El papel protagónico desempeñado por AMLO en diversas dimensiones de la causa popular –la teórica, la programática, la política, la ejecutiva, la propagandística– es toda una rareza histórica y explica la identificación entre persona y programa en la Cuarta Transformación. Podría llamársele culto a la personalidad, de no ser porque el propio sujeto de ese culto ha demolido meticulosamente la sacralidad de su cargo y se ha impuesto a sí mismo una rigurosa fecha de caducidad política: el 30 de septiembre de 2024. O sea que la separación entre el cargo y la persona coincidirá con la separación entre la persona y el programa, que éste deberá seguir su propio camino y que después de esa fecha Andrés Manuel podrá perdurar como símbolo y figura nacional y como individuo amado por sus seguidores y odiado por sus detractores, pero no será más el enunciador de la 4T ni el articulador entre las ideas y la práctica.
Los aspirantes a sucederlo podrán tener muchas virtudes, pero ninguno posee esa dimensión excepcional –el adjetivo no tiene intención laudatoria sino descriptiva–; en lo sucesivo la garantía de unidad y permanencia de la 4T residirá en el programa y no en la persona responsable de ejecutarlo.
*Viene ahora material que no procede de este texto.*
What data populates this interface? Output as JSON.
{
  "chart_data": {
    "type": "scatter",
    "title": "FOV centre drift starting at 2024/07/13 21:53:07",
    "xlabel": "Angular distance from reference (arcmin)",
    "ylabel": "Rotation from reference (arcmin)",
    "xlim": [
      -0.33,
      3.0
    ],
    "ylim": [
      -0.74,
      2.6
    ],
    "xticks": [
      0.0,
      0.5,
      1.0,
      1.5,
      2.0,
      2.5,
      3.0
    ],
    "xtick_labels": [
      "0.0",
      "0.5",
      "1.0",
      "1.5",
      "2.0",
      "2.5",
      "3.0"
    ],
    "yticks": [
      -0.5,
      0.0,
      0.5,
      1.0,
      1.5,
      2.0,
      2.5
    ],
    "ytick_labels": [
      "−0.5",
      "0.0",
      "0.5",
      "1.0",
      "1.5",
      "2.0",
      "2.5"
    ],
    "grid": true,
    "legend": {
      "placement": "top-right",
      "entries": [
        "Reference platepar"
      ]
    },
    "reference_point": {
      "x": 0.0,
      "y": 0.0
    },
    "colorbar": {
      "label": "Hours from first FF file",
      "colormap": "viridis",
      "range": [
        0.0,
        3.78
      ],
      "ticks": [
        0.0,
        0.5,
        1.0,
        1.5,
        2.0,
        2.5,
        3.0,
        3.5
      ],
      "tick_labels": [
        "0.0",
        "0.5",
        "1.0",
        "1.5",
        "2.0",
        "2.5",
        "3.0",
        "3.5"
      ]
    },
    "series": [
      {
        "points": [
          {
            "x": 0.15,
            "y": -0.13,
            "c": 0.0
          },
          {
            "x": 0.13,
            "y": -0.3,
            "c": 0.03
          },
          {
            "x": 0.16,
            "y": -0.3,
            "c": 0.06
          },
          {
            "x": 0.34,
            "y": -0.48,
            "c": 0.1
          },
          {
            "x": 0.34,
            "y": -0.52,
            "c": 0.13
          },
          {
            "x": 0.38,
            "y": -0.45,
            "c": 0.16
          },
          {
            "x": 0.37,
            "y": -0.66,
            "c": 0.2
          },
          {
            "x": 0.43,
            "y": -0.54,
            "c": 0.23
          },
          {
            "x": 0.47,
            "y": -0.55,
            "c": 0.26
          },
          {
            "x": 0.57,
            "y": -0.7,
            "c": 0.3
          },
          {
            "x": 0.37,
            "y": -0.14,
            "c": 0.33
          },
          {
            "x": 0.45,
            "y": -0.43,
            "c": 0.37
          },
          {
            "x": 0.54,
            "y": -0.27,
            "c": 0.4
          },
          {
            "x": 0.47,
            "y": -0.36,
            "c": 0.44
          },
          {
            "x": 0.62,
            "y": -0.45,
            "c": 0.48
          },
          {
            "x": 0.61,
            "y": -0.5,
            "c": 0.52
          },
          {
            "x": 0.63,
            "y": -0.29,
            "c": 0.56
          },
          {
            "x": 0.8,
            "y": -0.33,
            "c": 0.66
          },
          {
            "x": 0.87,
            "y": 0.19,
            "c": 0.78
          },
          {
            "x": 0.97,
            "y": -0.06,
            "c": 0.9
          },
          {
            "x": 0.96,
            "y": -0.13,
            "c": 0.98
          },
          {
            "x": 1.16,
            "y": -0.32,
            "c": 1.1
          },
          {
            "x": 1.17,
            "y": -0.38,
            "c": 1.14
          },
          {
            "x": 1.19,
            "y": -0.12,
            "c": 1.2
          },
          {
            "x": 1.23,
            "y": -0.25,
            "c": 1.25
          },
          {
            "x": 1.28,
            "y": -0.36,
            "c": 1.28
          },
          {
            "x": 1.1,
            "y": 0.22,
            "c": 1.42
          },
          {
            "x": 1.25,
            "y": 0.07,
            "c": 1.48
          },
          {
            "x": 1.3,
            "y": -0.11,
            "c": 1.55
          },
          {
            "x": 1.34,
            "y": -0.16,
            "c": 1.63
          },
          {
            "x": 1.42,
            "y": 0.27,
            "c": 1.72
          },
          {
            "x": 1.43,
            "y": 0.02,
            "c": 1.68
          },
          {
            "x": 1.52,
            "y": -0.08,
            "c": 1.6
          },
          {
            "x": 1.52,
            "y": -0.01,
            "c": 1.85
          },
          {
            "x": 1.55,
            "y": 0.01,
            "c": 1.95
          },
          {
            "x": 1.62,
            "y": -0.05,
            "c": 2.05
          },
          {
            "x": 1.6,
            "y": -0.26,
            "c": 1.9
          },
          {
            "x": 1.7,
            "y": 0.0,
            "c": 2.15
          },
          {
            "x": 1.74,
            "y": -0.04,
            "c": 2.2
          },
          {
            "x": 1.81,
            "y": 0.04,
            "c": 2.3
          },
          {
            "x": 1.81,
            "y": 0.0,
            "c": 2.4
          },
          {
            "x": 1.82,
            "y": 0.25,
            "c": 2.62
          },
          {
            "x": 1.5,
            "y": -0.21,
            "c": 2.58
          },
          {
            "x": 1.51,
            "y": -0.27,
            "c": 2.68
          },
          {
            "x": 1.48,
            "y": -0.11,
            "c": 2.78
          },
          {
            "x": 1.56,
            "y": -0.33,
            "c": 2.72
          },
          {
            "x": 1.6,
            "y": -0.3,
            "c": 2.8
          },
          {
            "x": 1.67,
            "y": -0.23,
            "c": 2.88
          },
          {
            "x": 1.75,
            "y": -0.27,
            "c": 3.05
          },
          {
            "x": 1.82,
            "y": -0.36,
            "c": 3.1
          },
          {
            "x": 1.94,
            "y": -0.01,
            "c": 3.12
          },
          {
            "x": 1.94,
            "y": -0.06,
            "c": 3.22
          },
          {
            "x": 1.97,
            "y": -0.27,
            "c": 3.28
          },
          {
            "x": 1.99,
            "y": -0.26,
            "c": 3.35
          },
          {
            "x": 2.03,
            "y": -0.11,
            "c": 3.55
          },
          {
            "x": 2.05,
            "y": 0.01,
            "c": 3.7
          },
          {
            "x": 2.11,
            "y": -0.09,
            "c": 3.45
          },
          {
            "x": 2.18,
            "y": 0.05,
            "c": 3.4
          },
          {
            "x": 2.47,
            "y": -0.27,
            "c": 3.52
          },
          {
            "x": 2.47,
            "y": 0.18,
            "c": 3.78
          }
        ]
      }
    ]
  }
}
Es chocante, por ello, ver en la disputa por la sucesión todas esas oleadas de propaganda personalista que nos recetan los fans de cada aspirante. No, no es Adán Augusto, no es Claudia, ni Gerardo, ni Marcelo, ni Ricardo: es el programa lo que va a sacar adelante el proyecto transformador y lo que va a unificar a las decenas de millones de mexicanas y mexicanos que siguen empeñados en la construcción de un México democrático, justo, equitativo, próspero, soberano y feliz. Más chocantes aun son las expresiones de execración y descrédito que lanzan contra los rivales de su favorito o favorita. Y peores resultan los elogios en boca propia porque denotan arrogancia, ambición desmedida y ausencia de entendimiento de la ética del poder que demanda la regeneración del país. Tales expresiones revelan incluso la falta de la agudeza necesaria para comprender que son contraproducentes y que lejos de suscitar adhesiones generan animadversión.
Pero es normal. A la revolución de las conciencias le tomará tiempo erradicar las miserias del “ marketing político” exacerbado por el neoliberalismo e imbuido hasta en las filas de las dirigencias morenistas. Los transformadores deben transformarse a sí mismos, y eso no ocurrirá en un día ni en un sexenio. Tal vez ayudaría conocer una reflexión de Jean-Pierre Liégeois en su libro Los gitanos y que concuerda con el sentir y las prácticas comunitarias del México profundo: “El papel de responsable es una creación colectiva. El que se hace responsable no debe tratar de llamar la atención y han de ser los demás quienes lo escojan; aquel que a sí mismo se llamara ‘jefe’ o se considerara responsable sin un consenso instaurado en torno suyo, a partir de ese momento ya no sería digno de serlo”.